At the moment, fish are grown in some two dozen closed-containment facilities around the province. But those on-land tanks tend to hold less-popular species such as halibut, Arctic char and sea bass, with a few being used as hatcheries where salmon smolts mature until they are ready for sea cages. Most salmon farming, which accounts for 80 per cent of the revenues in the province’s $45-million (~€35 million) aquaculture sector, occurs in pens in waters along the coast. Putting all of salmon being farmed in Nova Scotia and New Brunswick waters into onshore container systems would require a land-based equivalent of 8,000 football fields, said Pam Parker, executive-director of the Atlantic Canada Fish Farming Association. (Nova Scotia’s aquaculture industry is about one-quarter the size of New Brunswick’s.)
As well, Parker said, raising salmon onshore fish farming requires expensive pipes, filters and flushing systems to remove wastes and restore oxygen levels. The upshot: moving the region’s aquaculture industry onshore would cost farmers $1.5 billion (~€1.16 billion) in addition to the price of the land. The extra cost makes its prohibitively expensive, said Paul Merlin who farms halibut, Arctic char and salmon smolt onshore near Advocate Harbour. “With the current technology, the margins are just too low,” Merlin said in an interview. He said that growing halibut onshore works because he gets $8.50 per pound (~€4.50 per kilo) of the fish. Salmon garners growers only $3.50 per pound. A 2010 Fisheries and Oceans Canada study into using closed-containment systems in British Columbia put farmers return on investment at 54 per cent for sea pens.

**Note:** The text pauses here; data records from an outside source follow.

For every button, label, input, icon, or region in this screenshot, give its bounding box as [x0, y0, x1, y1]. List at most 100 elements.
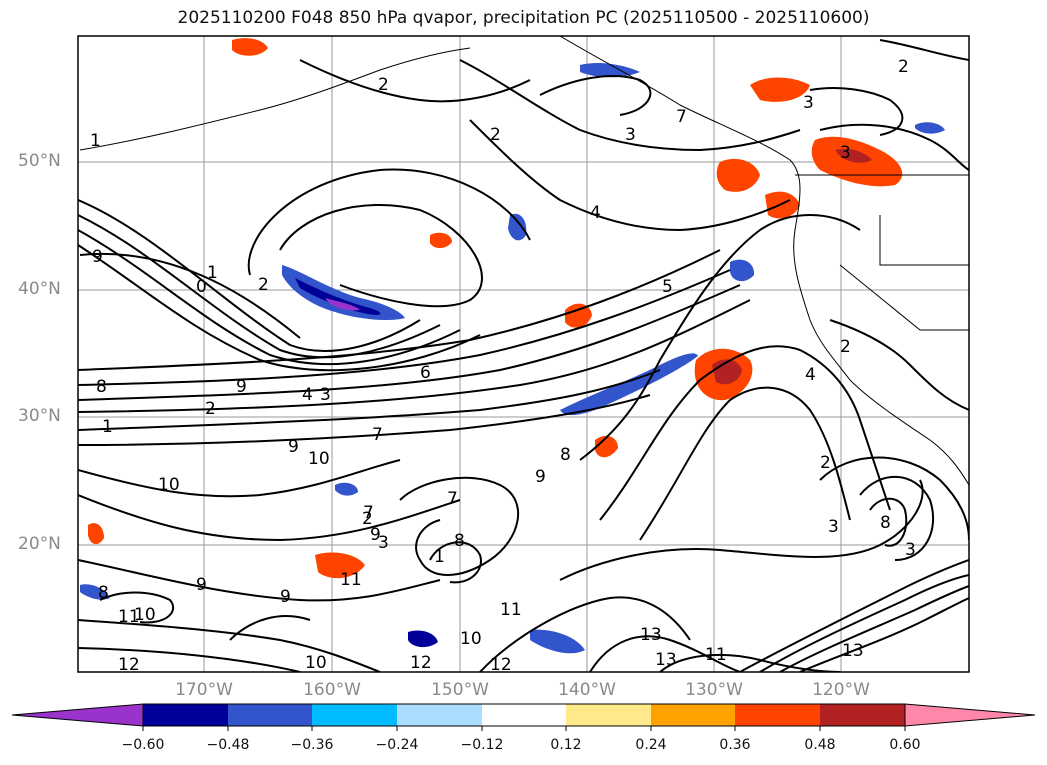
- precip-patch: [560, 353, 698, 416]
- contour-label: 10: [460, 629, 482, 649]
- colorbar-swatch: [482, 704, 566, 726]
- contour-label: 2: [840, 337, 851, 357]
- colorbar-tick-label: 0.60: [889, 737, 921, 753]
- contour-label: 8: [98, 583, 109, 603]
- contour-label: 7: [363, 503, 374, 523]
- colorbar-swatch: [566, 704, 651, 726]
- precip-patch: [595, 435, 618, 458]
- coastlines: [79, 36, 969, 486]
- contour-label: 2: [898, 57, 909, 77]
- contour-label: 10: [308, 449, 330, 469]
- colorbar-extend-left: [11, 703, 144, 727]
- lon-label-140w: 140°W: [558, 680, 616, 700]
- contour-label: 3: [828, 517, 839, 537]
- lat-label-50n: 50°N: [18, 151, 61, 171]
- colorbar-swatch: [228, 704, 312, 726]
- colorbar-tick-label: 0.24: [635, 737, 667, 753]
- contour-label: 2: [258, 275, 269, 295]
- contour-label: 10: [158, 475, 180, 495]
- precip-patch: [335, 482, 358, 496]
- contour-label: 9: [370, 525, 381, 545]
- contour-label: 2: [362, 509, 373, 529]
- colorbar-swatch: [397, 704, 482, 726]
- contour-label: 1: [207, 263, 218, 283]
- contour-label: 3: [625, 125, 636, 145]
- map-frame: [77, 35, 970, 673]
- precip-patch: [565, 303, 592, 328]
- precip-patch: [80, 584, 110, 600]
- precip-patch: [315, 552, 365, 579]
- contour-label: 9: [196, 575, 207, 595]
- lon-label-170w: 170°W: [175, 680, 233, 700]
- precip-patch: [88, 523, 104, 545]
- colorbar-swatch: [651, 704, 735, 726]
- contour-label: 13: [640, 625, 662, 645]
- precip-shading: [80, 38, 945, 654]
- contour-label: 9: [92, 247, 103, 267]
- precip-patch: [716, 158, 760, 192]
- precip-patch: [408, 630, 438, 648]
- lon-label-120w: 120°W: [812, 680, 870, 700]
- contour-label: 11: [705, 645, 727, 665]
- contour-label: 10: [134, 605, 156, 625]
- map-title: 2025110200 F048 850 hPa qvapor, precipit…: [177, 8, 870, 28]
- contour-label: 1: [434, 547, 445, 567]
- precip-patch: [730, 259, 755, 282]
- contour-label: 5: [662, 277, 673, 297]
- contour-label: 1: [90, 131, 101, 151]
- colorbar-swatch: [820, 704, 905, 726]
- precip-patch: [835, 148, 872, 163]
- colorbar: [11, 703, 1036, 731]
- precip-patch: [915, 122, 945, 134]
- lat-label-40n: 40°N: [18, 279, 61, 299]
- contour-labels: 2 2 3 3 3 2 4 5 1 0 2 1 9 9 8 2 4 6 3 1 …: [90, 57, 916, 675]
- precip-patch: [580, 62, 640, 78]
- contour-label: 9: [535, 467, 546, 487]
- colorbar-tick-label: −0.12: [460, 737, 504, 753]
- lat-label-30n: 30°N: [18, 406, 61, 426]
- precip-patch: [765, 191, 800, 219]
- precip-patch: [295, 278, 381, 315]
- precip-patch: [232, 38, 268, 56]
- colorbar-tick-label: −0.36: [290, 737, 334, 753]
- contour-label: 12: [490, 655, 512, 675]
- colorbar-tick-label: −0.48: [206, 737, 250, 753]
- colorbar-tick-label: 0.48: [804, 737, 836, 753]
- contour-label: 7: [447, 489, 458, 509]
- contour-label: 3: [840, 143, 851, 163]
- precip-patch: [508, 213, 527, 241]
- contour-label: 11: [340, 570, 362, 590]
- contour-label: 0: [196, 277, 207, 297]
- contour-label: 9: [280, 587, 291, 607]
- precip-patch: [430, 232, 452, 249]
- contour-label: 13: [842, 641, 864, 661]
- contour-label: 4: [590, 203, 601, 223]
- lat-label-20n: 20°N: [18, 534, 61, 554]
- contour-label: 8: [560, 445, 571, 465]
- contour-label: 9: [288, 437, 299, 457]
- contour-label: 4: [302, 385, 313, 405]
- precip-patch: [282, 265, 405, 320]
- contour-label: 12: [118, 655, 140, 675]
- contour-label: 1: [102, 417, 113, 437]
- contour-label: 2: [378, 75, 389, 95]
- contour-label: 8: [454, 531, 465, 551]
- contour-label: 13: [655, 650, 677, 670]
- contour-label: 3: [905, 540, 916, 560]
- lon-label-130w: 130°W: [685, 680, 743, 700]
- contour-label: 10: [305, 653, 327, 673]
- precip-patch: [530, 629, 585, 654]
- contour-label: 6: [420, 363, 431, 383]
- precip-patch: [750, 77, 810, 102]
- contour-label: 2: [820, 453, 831, 473]
- contour-label: 3: [803, 93, 814, 113]
- contour-label: 3: [378, 533, 389, 553]
- contour-label: 12: [410, 653, 432, 673]
- contour-label: 3: [320, 385, 331, 405]
- contour-label: 2: [205, 399, 216, 419]
- colorbar-tick-label: −0.24: [375, 737, 419, 753]
- colorbar-swatch: [143, 704, 228, 726]
- lon-label-150w: 150°W: [431, 680, 489, 700]
- contour-label: 11: [500, 600, 522, 620]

Closed-containment systems gave owners a return on investment of just two per cent. There are other issues, said Brian Blanchard, general manager of Scotian Halibut Ltd. in Clark’s Harbour. The iffy economics of onshore facilities mean that owners have to grow more fish to make ends meet. The Fisheries and Oceans study, for example, calculated that, on average, closed-containment systems stocked 50 kilograms of fish per cubic metre of water. Sea pens stocked an average of 15 kilograms of fish per cubic metre of water. “They’re basically heavily concentrated feedlots,” said Blanchard. “It’s inhumane.”

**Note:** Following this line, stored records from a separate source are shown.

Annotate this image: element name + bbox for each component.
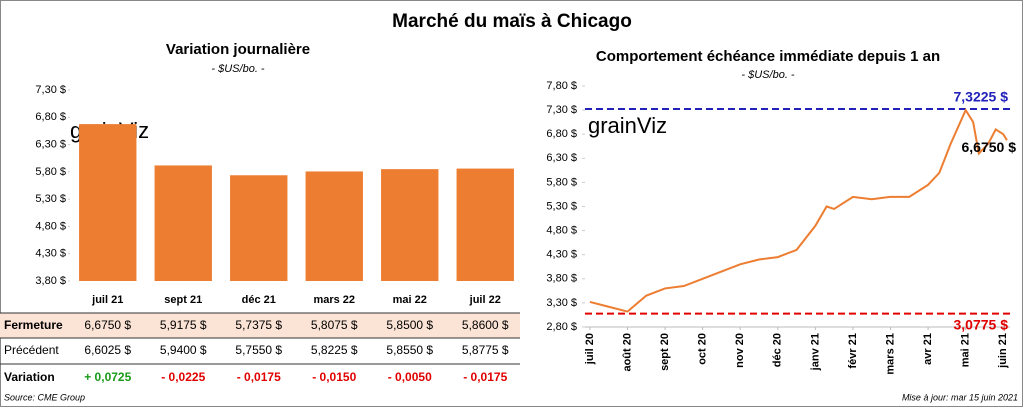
cell: 5,7550 $ xyxy=(235,343,282,357)
row-label: Fermeture xyxy=(4,318,63,332)
cell: 6,6025 $ xyxy=(84,343,131,357)
x-tick-label: juil 22 xyxy=(469,294,501,306)
y-tick-label: 2,80 $ xyxy=(546,321,577,333)
x-tick-label: avr 21 xyxy=(922,333,934,365)
cell: - 0,0050 xyxy=(388,370,432,384)
x-tick-label: oct 20 xyxy=(697,333,709,365)
cell: - 0,0175 xyxy=(463,370,507,384)
y-tick-label: 4,80 $ xyxy=(546,225,577,237)
page-title: Marché du maïs à Chicago xyxy=(392,11,632,32)
y-tick-label: 7,30 $ xyxy=(35,84,66,96)
y-tick-label: 5,30 $ xyxy=(546,200,577,212)
highlight-row xyxy=(0,313,520,338)
reference-label: 3,0775 $ xyxy=(954,316,1009,332)
cell: 5,7375 $ xyxy=(235,318,282,332)
cell: 5,8775 $ xyxy=(462,343,509,357)
y-tick-label: 7,80 $ xyxy=(546,80,577,92)
x-tick-label: juin 21 xyxy=(997,333,1009,369)
chart-title: Comportement échéance immédiate depuis 1… xyxy=(596,48,940,65)
cell: 6,6750 $ xyxy=(84,318,131,332)
x-tick-label: nov 20 xyxy=(734,333,746,368)
y-tick-label: 6,30 $ xyxy=(546,152,577,164)
y-tick-label: 5,30 $ xyxy=(35,193,66,205)
chart-subtitle: - $US/bo. - xyxy=(211,63,265,75)
bar xyxy=(230,175,288,281)
y-tick-label: 7,30 $ xyxy=(546,104,577,116)
end-label: 6,6750 $ xyxy=(962,139,1017,155)
y-tick-label: 4,30 $ xyxy=(546,249,577,261)
x-tick-label: juil 21 xyxy=(91,294,123,306)
x-tick-label: mai 21 xyxy=(960,333,972,367)
chart-title: Variation journalière xyxy=(166,41,310,58)
y-tick-label: 5,80 $ xyxy=(35,166,66,178)
cell: 5,9400 $ xyxy=(160,343,207,357)
cell: 5,9175 $ xyxy=(160,318,207,332)
cell: 5,8075 $ xyxy=(311,318,358,332)
cell: 5,8500 $ xyxy=(386,318,433,332)
row-label: Précédent xyxy=(4,343,59,357)
price-line xyxy=(589,107,1008,313)
x-tick-label: mars 22 xyxy=(313,294,355,306)
bar xyxy=(456,168,514,281)
cell: + 0,0725 xyxy=(84,370,131,384)
y-tick-label: 4,80 $ xyxy=(35,220,66,232)
y-tick-label: 3,80 $ xyxy=(35,275,66,287)
x-tick-label: déc 20 xyxy=(772,333,784,367)
y-tick-label: 6,30 $ xyxy=(35,138,66,150)
cell: - 0,0175 xyxy=(237,370,281,384)
y-tick-label: 3,80 $ xyxy=(546,273,577,285)
x-tick-label: sept 20 xyxy=(659,333,671,371)
y-tick-label: 6,80 $ xyxy=(35,111,66,123)
bar xyxy=(79,124,137,281)
bar xyxy=(305,171,363,281)
bar xyxy=(154,165,212,281)
x-tick-label: janv 21 xyxy=(809,333,821,371)
x-tick-label: févr 21 xyxy=(847,333,859,368)
cell: - 0,0225 xyxy=(161,370,205,384)
reference-label: 7,3225 $ xyxy=(954,89,1009,105)
cell: 5,8600 $ xyxy=(462,318,509,332)
x-tick-label: déc 21 xyxy=(242,294,276,306)
cell: 5,8225 $ xyxy=(311,343,358,357)
x-tick-label: juil 20 xyxy=(584,333,596,365)
cell: - 0,0150 xyxy=(312,370,356,384)
watermark: grainViz xyxy=(588,113,667,138)
y-tick-label: 5,80 $ xyxy=(546,176,577,188)
bar xyxy=(381,169,439,281)
source: Source: CME Group xyxy=(4,392,85,402)
chart-subtitle: - $US/bo. - xyxy=(741,69,795,81)
y-tick-label: 4,30 $ xyxy=(35,248,66,260)
x-tick-label: août 20 xyxy=(621,333,633,372)
x-tick-label: mai 22 xyxy=(393,294,427,306)
y-tick-label: 6,80 $ xyxy=(546,128,577,140)
x-tick-label: mars 21 xyxy=(884,333,896,375)
x-tick-label: sept 21 xyxy=(164,294,202,306)
update-note: Mise à jour: mar 15 juin 2021 xyxy=(902,392,1018,402)
y-tick-label: 3,30 $ xyxy=(546,297,577,309)
cell: 5,8550 $ xyxy=(386,343,433,357)
row-label: Variation xyxy=(4,370,55,384)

Critics say that the onshore farms also use more energy. Although they generally laud the direction of the government’s aquaculture strategy, they question whether closed-containment systems will really help rural communities. If fish can be grown on land, the logic goes, they don’t have to be grown in Nova Scotia’s coastal communities. “It’s like taking a factory in Trenton and moving it to Mexico because it’s cheaper,” said Blanchard, whose company raises halibut smolts that it sells to growers in Norway.